Die Szene, als Sina und Noah am Kaugummiautomaten das erste Mal aufeinander treffen, hat mir sehr gut gefallen. Ohne viele Worte fühlen die beiden eine Verbindung zum anderen und es knistert gewaltig. Vor allem vom mysteriösen Bad Boy Noah ist man sofort angetan, denn hinter seinen Tätowierungen scheint er sehr feinfühlig zu sein und es ranken sich viele Geheimnisse um ihn. Ist er wirklich so unschuldig wie er von sich behauptet?

Die beiden Protagonisten kommen aus zwei total verschiedenen Welten. Sinas Familie und Umfeld wird von der Autorin sehr schön aufgezeigt, so dass man sich ihre Situation gut vor Augen hat. Ihr Vater ist Staatsanwalt, ihrer Mutter ist vor allem das Ansehen wichtig und Sina gehört der angesagten Mädchenclique der Schule an. Nur ihre kleine Schwester scheint ein bisschen aus der Rolle zu tanzen.
Doch als Sina auf Noah trifft, gerät ihre (Gefühls-)Welt ausser Kontrolle. Ihre Gedanken kreisen nur noch um den Jungen von der anderen Seiten des Kanals, wo Armut und Gewalt regiert. Der Junge, der für sie verboten ist.

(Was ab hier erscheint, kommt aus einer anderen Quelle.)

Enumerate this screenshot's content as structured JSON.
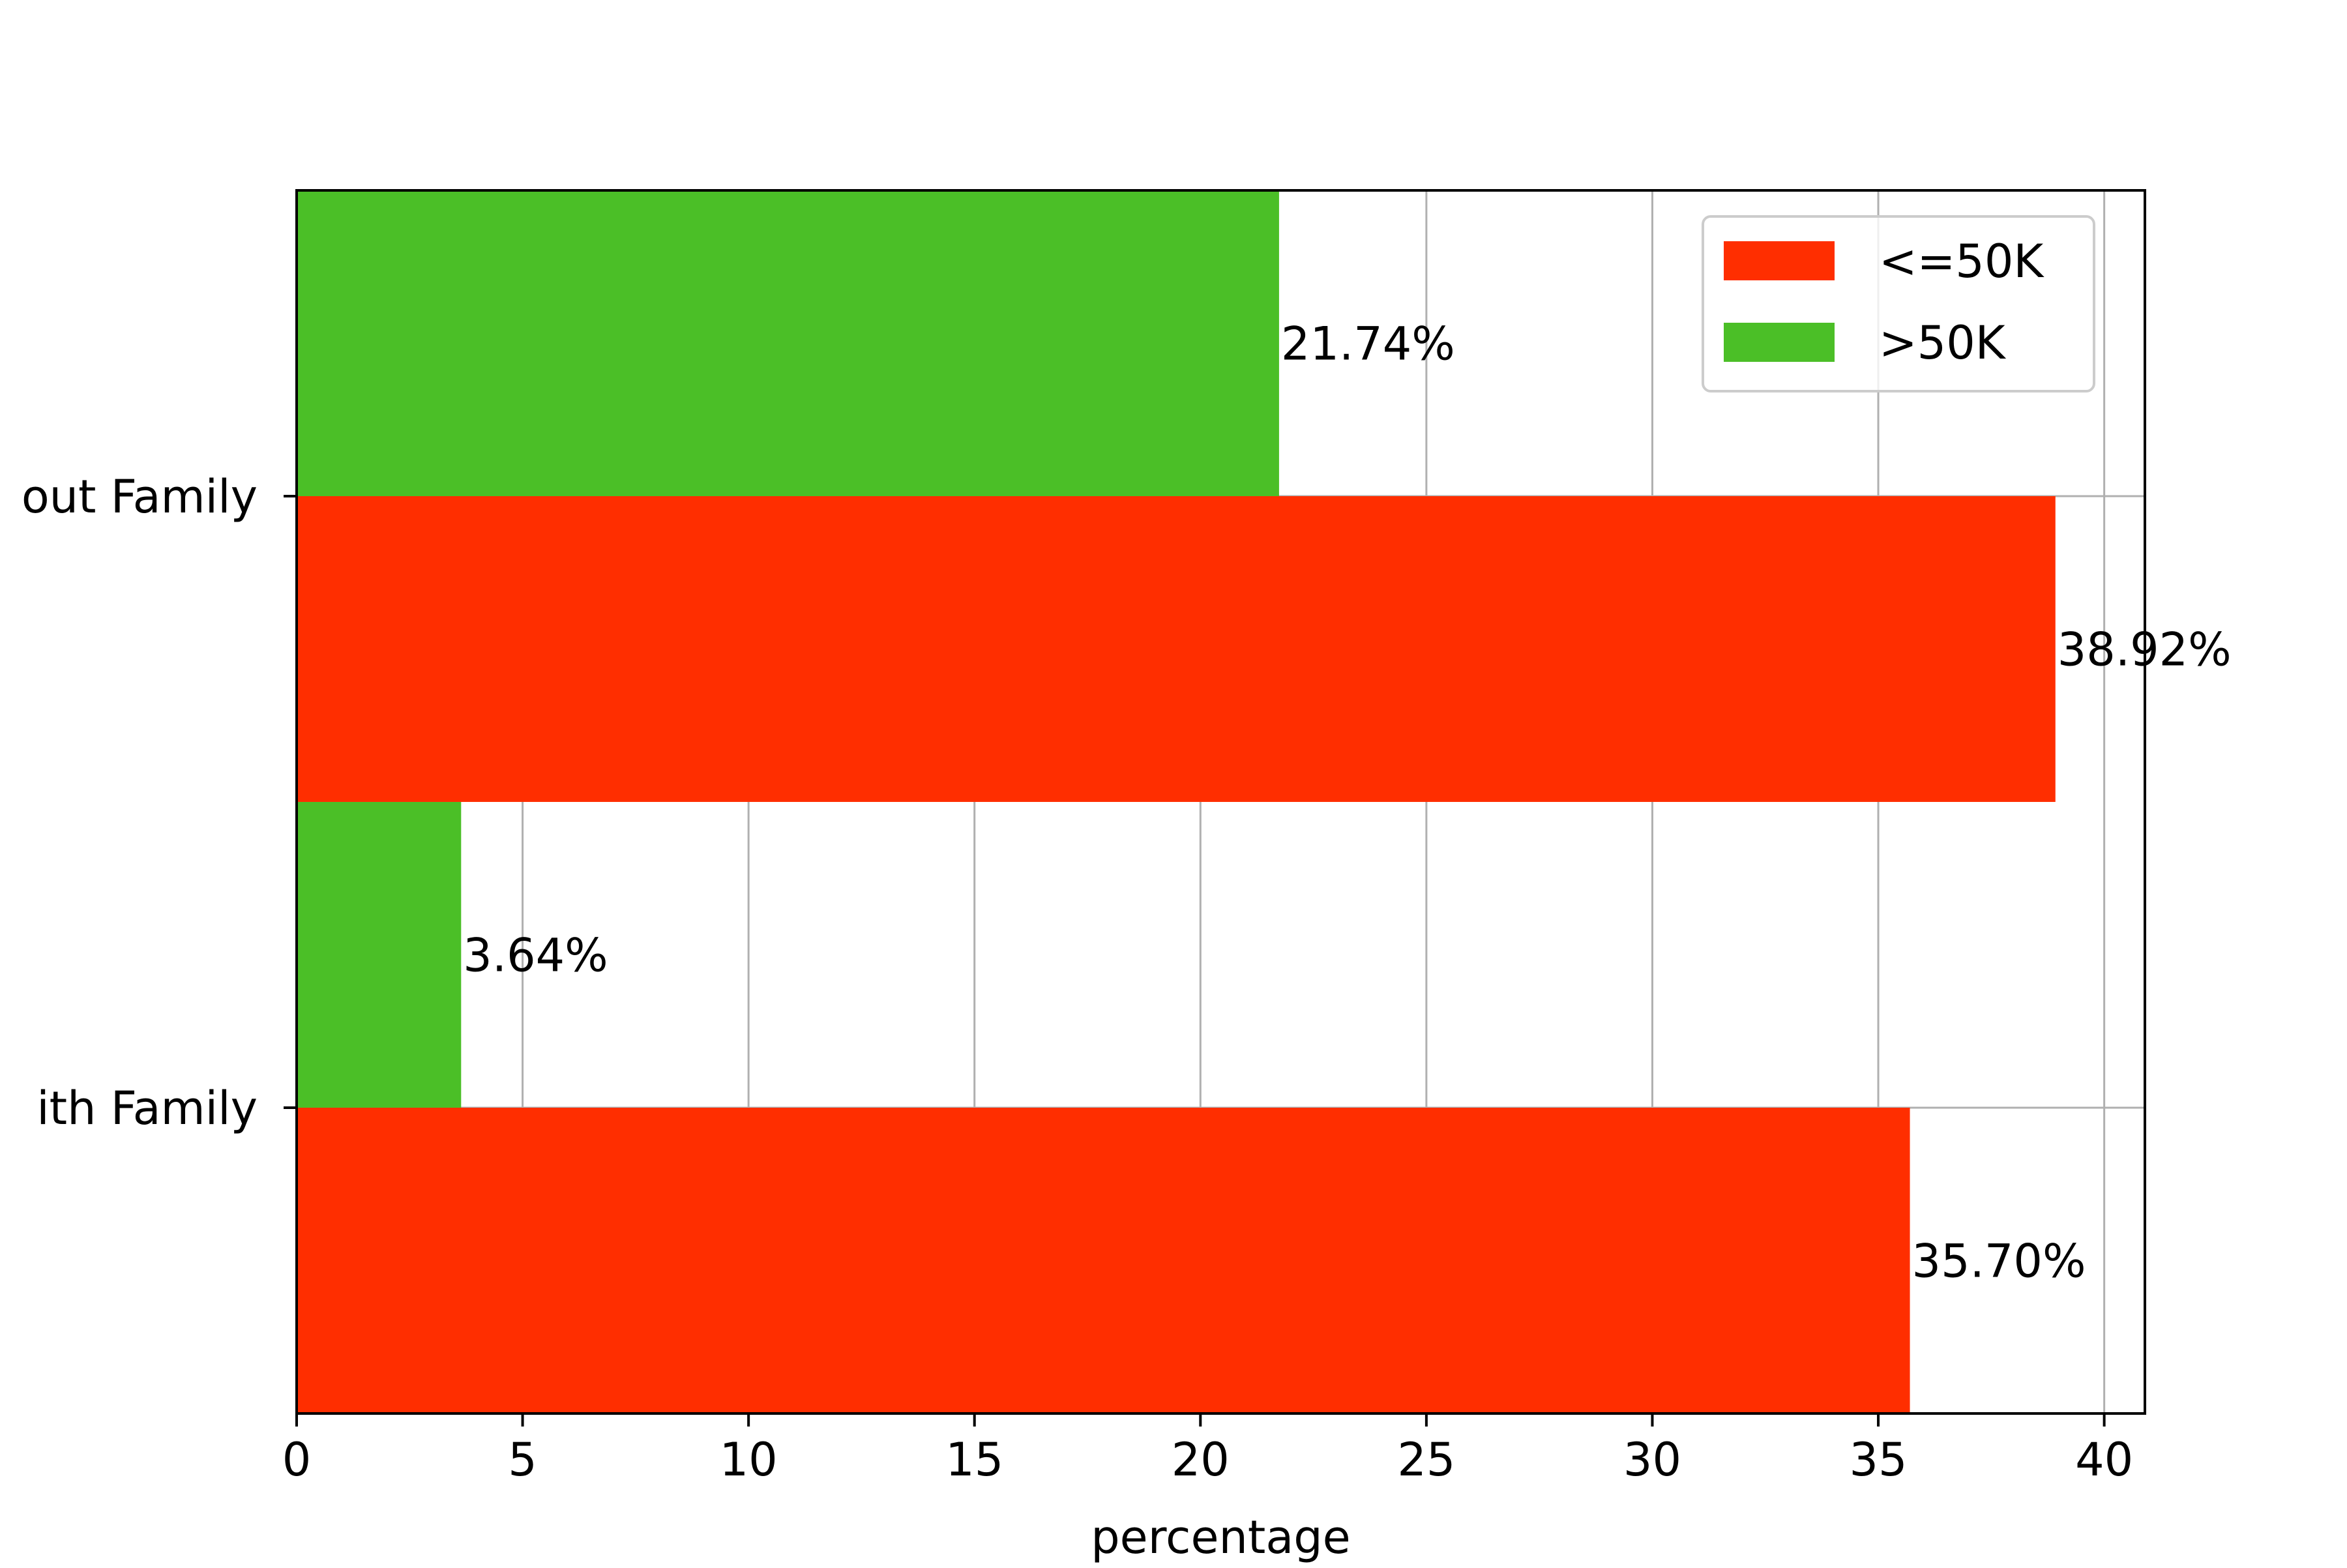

Die Geschichte ist aus der ich-Perspektive von Sina erzählt und so erhält man einen sehr guten Einblick in ihre Gefühlswelt - für einmal sogar einen zu guten. Klar, sie ist in der Pubertät und diese Zeit ist geprägt von Unsicherheiten und (Hormon-) Gefühlsschwankungen, doch immer und immer wieder ihren inneren Monologen folgen zu müssen, ob sie eine Beziehung mit Noah führen darf/kann/soll/will, wird mit der Zeit einfach zu viel. Dazu kommt, dass die Story je länger je mehr nur so von Kitsch trieft und für deutsche Verhältnisse einfach viel zu übertrieben ist.

Von Noah und seinem Umfeld, seiner Vergangenheit hätte ich sehr gerne noch etwas mehr erfahren, denn er war ganz klar mein Sympathieträger. Vor allem am Schluss hätte es für mich schon noch ein bisschen mehr Klärungsbedarf gehabt, denn da geht dann plötzlich alles wahnsinnig schnell.

Unglaubwürdig war für mich auch das Thema Sex. Sina war mit ihrem Ex-Freund ein ganzes Jahr zusammen - sie waren DAS Traumpaar an der Schule - haben jedoch nicht miteinander geschlafen. Und schon beim ersten Kuss mit Noah weiss sie, dass er der Richtige ist. Mir hat hier die Sensibilität mit der Thematik (auch zum Beispiel mit der Verhütung) gefehlt, die in anderen Büchern schön rübergebracht wird.

Ach wie gut, dass niemand weiss ... wie alt ich bin ....
Ich weiss, ich passe schon lange nicht mehr in die Zielgruppe der Jugendbücher, die ich lese. Und doch fühle ich mich immer gut aufgehoben. "Ach wie gut, dass niemand weiss ..." liest sich locker-flockig, doch bei der Lektüre habe ich mich mehrfach gefragt, ob ich nun definitiv alt werde .... Alexa Hennig von Langes Liebesschwüre sind bestimmt gute Unterhaltung für viele Teenager, für mich jedoch nicht (mehr).

Fazit:
"Ach wie gut, dass niemand weiss ..." liest sich süffig, doch wurde der Story definitiv zu viel Zucker beigefügt. Das Bouguet ist zu schwülstig und der Abgang hinterlässt eher einen fahlen Beigeschmack. Für einmal müsste es wohl heissen FSK unter 18.